From Volume 37, Issue 31 of EIR Online, Published Aug. 13, 2010
Africa News Digest

China Continues Dam Projects in Africa

Aug. 9 (EIRNS)—China continues to take the lead in African dam construction, with an hydroelectric project with Zimbabwe, as it continues help African nations build the kind of infrastructure coherent with a process of industrialization. The 55-year-old Kariba Dam has a 180-billion-cubic meter reservoir-capacity, one of the world's largest.

Noah Gwariro, managing director of the Zimbabwe Power Co., said in Harare in early June: "We have signed an agreement with China's Sinohydro Corp. for the expansion of Kariba by an additional two 150-MW units." The project is an upgrade to the plant's six existing turbines involving part replacements and modification of other turbine hydraulic components to improve efficiency and capacity. In addition, two new turbines are to be added. The upgrade is to add 1,300 MW to the plant's capacity of 750 MW. The project is to cost $400 million.

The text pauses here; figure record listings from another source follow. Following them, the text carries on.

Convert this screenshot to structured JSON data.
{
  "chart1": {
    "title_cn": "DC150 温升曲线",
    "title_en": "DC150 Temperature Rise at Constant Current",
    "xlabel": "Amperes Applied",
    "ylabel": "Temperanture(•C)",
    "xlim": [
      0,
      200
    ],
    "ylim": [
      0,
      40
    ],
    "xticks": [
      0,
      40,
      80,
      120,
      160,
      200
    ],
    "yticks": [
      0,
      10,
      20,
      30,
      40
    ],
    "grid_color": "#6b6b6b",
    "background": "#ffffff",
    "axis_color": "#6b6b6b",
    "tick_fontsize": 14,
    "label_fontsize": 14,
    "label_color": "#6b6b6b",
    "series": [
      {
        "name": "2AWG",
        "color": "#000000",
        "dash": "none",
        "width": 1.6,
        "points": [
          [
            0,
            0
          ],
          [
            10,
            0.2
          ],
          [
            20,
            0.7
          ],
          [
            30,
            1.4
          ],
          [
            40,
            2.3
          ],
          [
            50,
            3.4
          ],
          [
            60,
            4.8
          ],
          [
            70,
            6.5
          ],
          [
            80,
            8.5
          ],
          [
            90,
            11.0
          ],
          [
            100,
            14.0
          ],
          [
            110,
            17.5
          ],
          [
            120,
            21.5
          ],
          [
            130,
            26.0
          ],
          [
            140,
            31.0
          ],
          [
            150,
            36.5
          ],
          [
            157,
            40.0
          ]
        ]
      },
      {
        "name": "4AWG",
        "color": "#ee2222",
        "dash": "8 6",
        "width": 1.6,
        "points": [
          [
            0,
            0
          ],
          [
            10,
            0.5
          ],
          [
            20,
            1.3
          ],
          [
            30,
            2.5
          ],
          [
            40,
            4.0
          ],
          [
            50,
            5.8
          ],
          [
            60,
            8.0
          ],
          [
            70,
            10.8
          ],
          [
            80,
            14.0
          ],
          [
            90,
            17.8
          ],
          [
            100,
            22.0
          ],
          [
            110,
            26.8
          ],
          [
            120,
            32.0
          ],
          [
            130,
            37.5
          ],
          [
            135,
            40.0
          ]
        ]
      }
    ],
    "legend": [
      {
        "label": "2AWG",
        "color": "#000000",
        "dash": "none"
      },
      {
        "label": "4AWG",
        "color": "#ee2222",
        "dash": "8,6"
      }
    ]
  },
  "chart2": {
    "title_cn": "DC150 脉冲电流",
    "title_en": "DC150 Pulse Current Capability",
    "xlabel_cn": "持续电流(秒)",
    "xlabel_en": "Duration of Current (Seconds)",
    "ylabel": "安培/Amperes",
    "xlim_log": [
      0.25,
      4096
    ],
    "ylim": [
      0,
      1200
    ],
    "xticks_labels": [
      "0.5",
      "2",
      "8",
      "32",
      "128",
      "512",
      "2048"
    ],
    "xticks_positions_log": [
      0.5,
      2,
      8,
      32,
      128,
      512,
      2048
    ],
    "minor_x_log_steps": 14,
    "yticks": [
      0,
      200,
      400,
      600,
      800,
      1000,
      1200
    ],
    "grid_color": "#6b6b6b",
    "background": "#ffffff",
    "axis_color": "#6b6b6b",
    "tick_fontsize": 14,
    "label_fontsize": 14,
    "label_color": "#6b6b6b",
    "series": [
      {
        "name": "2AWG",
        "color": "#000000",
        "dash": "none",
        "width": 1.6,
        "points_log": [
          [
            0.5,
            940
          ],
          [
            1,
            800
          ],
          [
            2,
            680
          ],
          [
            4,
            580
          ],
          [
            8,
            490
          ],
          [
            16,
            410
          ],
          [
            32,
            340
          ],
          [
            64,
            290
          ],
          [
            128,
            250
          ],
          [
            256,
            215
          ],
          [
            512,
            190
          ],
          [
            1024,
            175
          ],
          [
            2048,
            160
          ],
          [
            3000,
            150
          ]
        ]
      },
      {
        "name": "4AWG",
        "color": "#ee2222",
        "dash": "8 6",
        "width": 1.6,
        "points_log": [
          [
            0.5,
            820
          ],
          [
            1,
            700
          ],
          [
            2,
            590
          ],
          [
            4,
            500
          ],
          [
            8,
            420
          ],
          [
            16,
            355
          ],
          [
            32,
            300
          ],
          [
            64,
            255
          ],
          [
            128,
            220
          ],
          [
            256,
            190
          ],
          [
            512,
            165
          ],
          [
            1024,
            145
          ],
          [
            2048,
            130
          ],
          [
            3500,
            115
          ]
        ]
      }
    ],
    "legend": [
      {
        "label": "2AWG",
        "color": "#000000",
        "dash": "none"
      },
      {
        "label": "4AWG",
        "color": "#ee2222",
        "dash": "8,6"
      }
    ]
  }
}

Straddling the Zambia-Zimbabwe border, the Kariba Dam is located in Kariba Gorge on the Zambezi River. Zambia, on the other end of the dam, has also undertaken an expansion of its power generation facility at the dam, in a $400 million deal with China, which began in 2009. This project also includes the installation of two new turbines.

Sinohydro is currently involved in at least 210 projects in at least 48 countries worldwide, according to environmentalist groups which are hostile to the activity.

In addition to the Kariba projects, other Chinese dam investments in sub-Saharan Africa include Bui, in Ghana; Dikgatlhong, in Botswana; Grand Poubara, in Gabon; Imboulou, in Congo-Brazzaville; Merowe, in Sudan; Tekeze, in Ethiopia, the Sangha area project in the Democratic Republic of Congo, and Zungeru, in Nigeria.